You have the right to obtain a copy of the transfer safeguards we rely on by contacting us at contact@ellon.ai.

Ellon AI is not directed at children under the age of 18. We do not knowingly collect, solicit, or process personal data from children. If you are a parent or guardian and believe your child has provided personal data to us, please contact us immediately at contact@ellon.ai. We will take steps to delete such data promptly.
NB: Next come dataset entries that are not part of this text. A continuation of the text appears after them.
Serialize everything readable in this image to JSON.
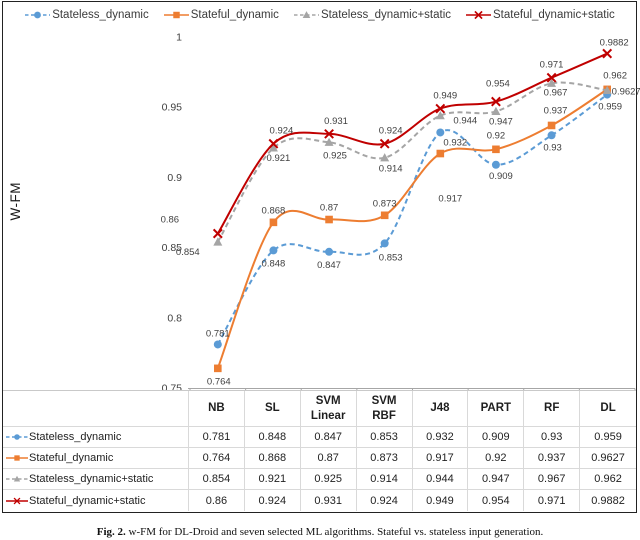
{
  "figure": {
    "ylabel": "W-FM",
    "caption_prefix": "Fig. 2.",
    "caption_text": "w-FM for DL-Droid and seven selected ML algorithms. Stateful vs. stateless input generation."
  },
  "chart_data": {
    "type": "line",
    "title": "",
    "xlabel": "",
    "ylabel": "W-FM",
    "categories": [
      "NB",
      "SL",
      "SVM Linear",
      "SVM RBF",
      "J48",
      "PART",
      "RF",
      "DL"
    ],
    "series": [
      {
        "name": "Stateless_dynamic",
        "color": "#5B9BD5",
        "marker": "circle",
        "dashed": true,
        "values": [
          0.781,
          0.848,
          0.847,
          0.853,
          0.932,
          0.909,
          0.93,
          0.959
        ]
      },
      {
        "name": "Stateful_dynamic",
        "color": "#ED7D31",
        "marker": "square",
        "dashed": false,
        "values": [
          0.764,
          0.868,
          0.87,
          0.873,
          0.917,
          0.92,
          0.937,
          0.9627
        ]
      },
      {
        "name": "Stateless_dynamic+static",
        "color": "#A5A5A5",
        "marker": "triangle",
        "dashed": true,
        "values": [
          0.854,
          0.921,
          0.925,
          0.914,
          0.944,
          0.947,
          0.967,
          0.962
        ]
      },
      {
        "name": "Stateful_dynamic+static",
        "color": "#C00000",
        "marker": "x",
        "dashed": false,
        "values": [
          0.86,
          0.924,
          0.931,
          0.924,
          0.949,
          0.954,
          0.971,
          0.9882
        ]
      }
    ],
    "ylim": [
      0.75,
      1
    ],
    "yticks": [
      "1",
      "0.95",
      "0.9",
      "0.85",
      "0.8",
      "0.75"
    ],
    "grid": false,
    "legend_position": "top",
    "data_labels": true
  }
}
This policy applies globally, including compliance with the Children's Online Privacy Protection Act (COPPA) for US-resident minors and the UK ICO's Age Appropriate Design Code.

If you are a California resident, you have specific rights under the California Consumer Privacy Act (CCPA) as amended by the California Privacy Rights Act (CPRA):

• Right to Know: You may request disclosure of the categories and specific pieces of personal information we have collected about you, the sources of collection, our business purposes, and the categories of third parties with whom we share it.
• Right to Delete: You may request that we delete personal information we have collected from you, subject to certain exceptions.
• Right to Correct: You may request that we correct inaccurate personal information we maintain about you.
• Right to Opt-Out: We do not sell or share personal information for cross-context behavioural advertising. You may still submit an opt-out request to contact@ellon.ai.
• Non-Discrimination: We will not discriminate against you for exercising these rights.

To exercise your California rights, contact us at contact@ellon.ai. We will respond within 45 days as required by law. You may designate an authorised agent to make requests on your behalf.

In the event of a personal data breach that poses a high risk to your rights and freedoms, we will notify you without undue delay and in any event within 72 hours of becoming aware of the breach, as required by UK GDPR Article 33. Notification will be made by email to your registered address.

Breach notifications will include: the nature of the breach, the categories and approximate number of individuals and records affected, the likely consequences, and the measures we have taken or propose to take to address the breach.

We will also notify the ICO where required. A record of all breaches is maintained in our internal breach register regardless of whether notification to the ICO or individuals is required.

When you exercise your right of withdrawal, we process the following personal data:

• Full name and email address, to identify your contract and process the withdrawal
• IP address, to prevent abuse and for fraud detection
• Withdrawal date and subscription dates, to calculate the proportional refund
• Payment information, processed by Stripe to issue the refund to your original payment method

Withdrawal records are retained for 10 years as required by commercial law (§ 257 HGB). The legal basis for this processing is Article 6(1)(b) GDPR (performance of contract) and Article 6(1)(c) GDPR (legal obligation).